Find coordinates of a 2D plane within a 3D plane

To get this done we need three points on the paper that we know the location of in 3d space. Ideally, these are the locations of $(0,0)$, $(1,0)$, and $(0,1)$ but I'm going to assume we don't have those.

What we need is the starting point and the vectors that move you $1$ unit along the paper in each direction. This is an affine transformation, which is like a linear transformation but doesn't insist that the origin sits still. In this sort of work we use homogeneous coordinates, which means that locations will have a spare coordinate glommed on for the translation, set automatically to $1$. We'll call our start points $a$, $b$, and $c$ and the three dimensional spots $a'$ etc. Let's put our goodies in a big ol' augmented matrix:

$$\left[\begin{array}{ccc|cccc} a_x & a_y & 1 & a'_x & a'_y & a'_z & 1 \\ b_x & b_y & 1 & b'_x & b'_y & b'_z & 1 \\ c_x & c_y & 1 & c'_x & c'_y & c'_z & 1 \\ \end{array}\right]$$

We'll then reduce this to RREF using Gaussian elimination, but before we get there we should notice something interesting: we have some matching columns. They'll turn out the same in the end, and what we're left with is a point (signified by the $1$ in the final component) and two magnitudes (with $0$s), corresponding to the origin of the paper in 3d space and the directions of 1 unit along and across the paper. Now, we'll take the right half of that augmented matrix, and transpose it, and we have our first result matrix, which I'll call $A$, which we can multiply by a point on the paper (homogenized) and get a point in 3d space.

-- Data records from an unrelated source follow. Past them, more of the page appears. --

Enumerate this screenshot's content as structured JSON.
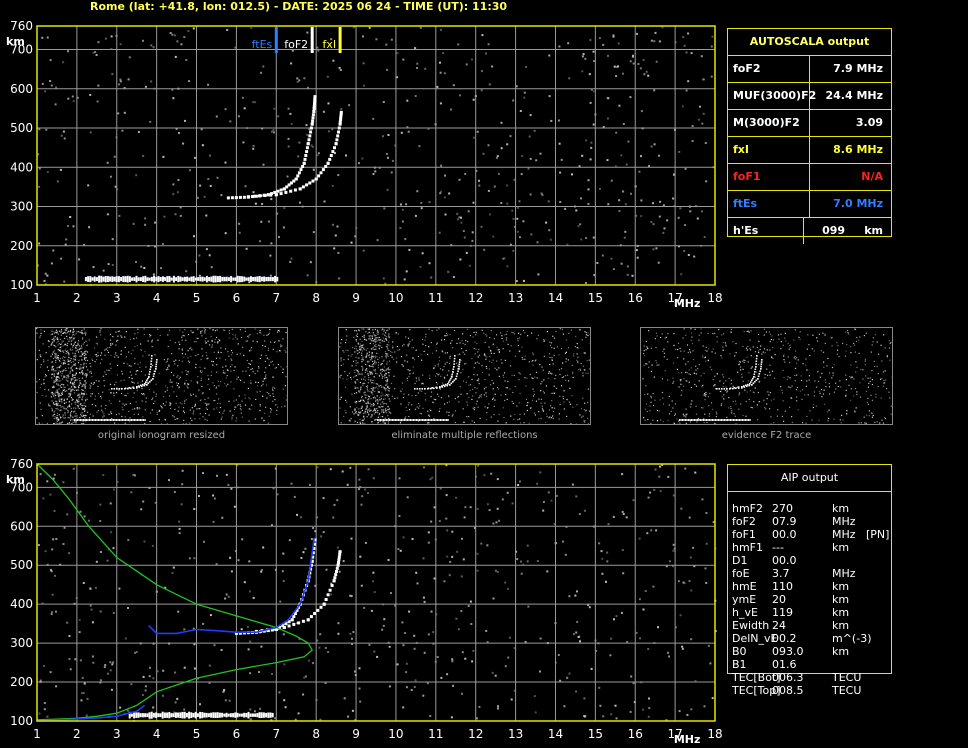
{
  "header": {
    "title": "Rome (lat: +41.8, lon: 012.5) - DATE: 2025 06 24 - TIME (UT): 11:30"
  },
  "colors": {
    "frame": "#e6e600",
    "grid": "#9a9a9a",
    "noise": "#cfcfcf",
    "trace": "#ffffff",
    "fte": "#2f7fff",
    "fof2": "#ffffff",
    "fxl": "#ffff33",
    "fof1": "#ff2020",
    "profile": "#22c222",
    "fit": "#1f3cff"
  },
  "chart_data": [
    {
      "type": "scatter",
      "name": "ionogram-autoscala",
      "xlabel": "MHz",
      "ylabel": "km",
      "xlim": [
        1,
        18
      ],
      "ylim": [
        100,
        760
      ],
      "xticks": [
        "1",
        "2",
        "3",
        "4",
        "5",
        "6",
        "7",
        "8",
        "9",
        "10",
        "11",
        "12",
        "13",
        "14",
        "15",
        "16",
        "17",
        "18"
      ],
      "yticks": [
        "100",
        "200",
        "300",
        "400",
        "500",
        "600",
        "700",
        "760"
      ],
      "grid": true,
      "markers": [
        {
          "label": "ftEs",
          "x": 7.0,
          "color": "#2f7fff"
        },
        {
          "label": "foF2",
          "x": 7.9,
          "color": "#ffffff"
        },
        {
          "label": "fxI",
          "x": 8.6,
          "color": "#ffff33"
        }
      ],
      "es_trace": {
        "x_from": 2.2,
        "x_to": 7.0,
        "h": 115
      },
      "o_trace": [
        [
          5.8,
          322
        ],
        [
          6.3,
          324
        ],
        [
          6.8,
          330
        ],
        [
          7.2,
          345
        ],
        [
          7.5,
          370
        ],
        [
          7.7,
          410
        ],
        [
          7.8,
          460
        ],
        [
          7.9,
          510
        ],
        [
          7.95,
          550
        ],
        [
          7.97,
          580
        ]
      ],
      "x_trace": [
        [
          6.3,
          325
        ],
        [
          7.0,
          330
        ],
        [
          7.6,
          345
        ],
        [
          8.0,
          370
        ],
        [
          8.3,
          410
        ],
        [
          8.5,
          460
        ],
        [
          8.6,
          510
        ],
        [
          8.63,
          540
        ]
      ]
    },
    {
      "type": "line",
      "name": "ionogram-aip",
      "xlabel": "MHz",
      "ylabel": "km",
      "xlim": [
        1,
        18
      ],
      "ylim": [
        100,
        760
      ],
      "xticks": [
        "1",
        "2",
        "3",
        "4",
        "5",
        "6",
        "7",
        "8",
        "9",
        "10",
        "11",
        "12",
        "13",
        "14",
        "15",
        "16",
        "17",
        "18"
      ],
      "yticks": [
        "100",
        "200",
        "300",
        "400",
        "500",
        "600",
        "700",
        "760"
      ],
      "grid": true,
      "series": [
        {
          "x": [
            1.0,
            1.4,
            1.8,
            2.3,
            3.0,
            4.0,
            5.0,
            6.0,
            7.0,
            7.5,
            7.8,
            7.9,
            7.7,
            7.0,
            6.0,
            5.0,
            4.0,
            3.5,
            3.0,
            2.5,
            2.0,
            1.5,
            1.0
          ],
          "y": [
            760,
            720,
            670,
            600,
            520,
            450,
            400,
            370,
            340,
            318,
            300,
            282,
            265,
            250,
            232,
            210,
            175,
            140,
            120,
            112,
            107,
            105,
            103
          ]
        },
        {
          "x": [
            3.8,
            4.0,
            4.5,
            5.0,
            5.5,
            6.0,
            6.5,
            7.0,
            7.3,
            7.6,
            7.8,
            7.95
          ],
          "y": [
            345,
            325,
            325,
            335,
            332,
            328,
            328,
            340,
            360,
            400,
            460,
            570
          ]
        },
        {
          "x": [
            1.0,
            1.5,
            2.0,
            2.5,
            3.0,
            3.5,
            3.7
          ],
          "y": [
            100,
            102,
            105,
            108,
            112,
            125,
            140
          ]
        }
      ],
      "es_trace": {
        "x_from": 3.3,
        "x_to": 6.9,
        "h": 115
      },
      "o_trace": [
        [
          6.0,
          325
        ],
        [
          6.5,
          328
        ],
        [
          7.0,
          335
        ],
        [
          7.4,
          360
        ],
        [
          7.6,
          400
        ],
        [
          7.8,
          460
        ],
        [
          7.9,
          510
        ],
        [
          7.97,
          565
        ]
      ],
      "x_trace": [
        [
          6.5,
          330
        ],
        [
          7.2,
          340
        ],
        [
          7.8,
          360
        ],
        [
          8.2,
          400
        ],
        [
          8.45,
          460
        ],
        [
          8.55,
          500
        ],
        [
          8.6,
          535
        ]
      ]
    }
  ],
  "thumbnails": [
    {
      "caption": "original ionogram resized"
    },
    {
      "caption": "eliminate multiple reflections"
    },
    {
      "caption": "evidence F2 trace"
    }
  ],
  "autoscala": {
    "title": "AUTOSCALA output",
    "rows": [
      {
        "label": "foF2",
        "value": "7.9 MHz",
        "color": "#ffffff"
      },
      {
        "label": "MUF(3000)F2",
        "value": "24.4 MHz",
        "color": "#ffffff"
      },
      {
        "label": "M(3000)F2",
        "value": "3.09",
        "color": "#ffffff"
      },
      {
        "label": "fxI",
        "value": "8.6 MHz",
        "color": "#ffff33"
      },
      {
        "label": "foF1",
        "value": "N/A",
        "color": "#ff2020"
      },
      {
        "label": "ftEs",
        "value": "7.0 MHz",
        "color": "#2f7fff"
      },
      {
        "label": "h'Es",
        "value": "099     km",
        "color": "#ffffff"
      }
    ]
  },
  "aip": {
    "title": "AIP output",
    "rows": [
      {
        "label": "hmF2",
        "value": "270",
        "unit": "km",
        "extra": ""
      },
      {
        "label": "foF2",
        "value": "07.9",
        "unit": "MHz",
        "extra": ""
      },
      {
        "label": "foF1",
        "value": "00.0",
        "unit": "MHz",
        "extra": "[PN]"
      },
      {
        "label": "hmF1",
        "value": "---",
        "unit": "km",
        "extra": ""
      },
      {
        "label": "D1",
        "value": "00.0",
        "unit": "",
        "extra": ""
      },
      {
        "label": "foE",
        "value": "3.7",
        "unit": "MHz",
        "extra": ""
      },
      {
        "label": "hmE",
        "value": "110",
        "unit": "km",
        "extra": ""
      },
      {
        "label": "ymE",
        "value": "20",
        "unit": "km",
        "extra": ""
      },
      {
        "label": "h_vE",
        "value": "119",
        "unit": "km",
        "extra": ""
      },
      {
        "label": "Ewidth",
        "value": "24",
        "unit": "km",
        "extra": ""
      },
      {
        "label": "DelN_vE",
        "value": "00.2",
        "unit": "m^(-3)",
        "extra": ""
      },
      {
        "label": "B0",
        "value": "093.0",
        "unit": "km",
        "extra": ""
      },
      {
        "label": "B1",
        "value": "01.6",
        "unit": "",
        "extra": ""
      },
      {
        "label": "TEC[Bot]",
        "value": "006.3",
        "unit": "TECU",
        "extra": ""
      },
      {
        "label": "TEC[Top]",
        "value": "008.5",
        "unit": "TECU",
        "extra": ""
      }
    ]
  }
}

Now time for the other way around: given a point in 3d space, where is it on the paper? Well, that's easy, we'll just inve-- oh. We can't invert this matrix, it's not square! Okay that's a problem, what do we do about it?

Well, we can take the cross product of our two magnitude vectors in 3d space; this gives a vector perpendicular to both - it's going to be either positive from the front of the paper or the back, depending on the handedness of your coordinate systems. We can then scale this however we'd like - something that's the magnitude of the original two vectors would be ideal. Then we can just stuff it in as the third column, and invert that. Then if you want to project the world onto the paper, just zero out the third row, which tells you how far you are from the paper.

For simplicity, suppose you know the coordinates in 3D space $(x_1,y_1,z_1)$ and $(x_2,y_2,z_2)$ of (the image of) $(1,0)$ and $(0,1)$, respectively. Then every point $(a,b)$ in 2D space can be written as $$ (a,b) = a(1,0) + b(0,1) $$ and the corresponding point in 3D space has coordinates $$ a(x_1,y_1,z_1) + b(x_2,y_2,z_2) = (ax_1 + bx_2, ay_1 + b y_2, az_2 + bz_2) $$ If instead you know the 3D coordinates of, say, $(10,0)$ and $(0,10)$, then you can use the same trick after writing $$ (a,b) = \frac{a}{10}(10,0) + \frac{b}{10}(0,10) $$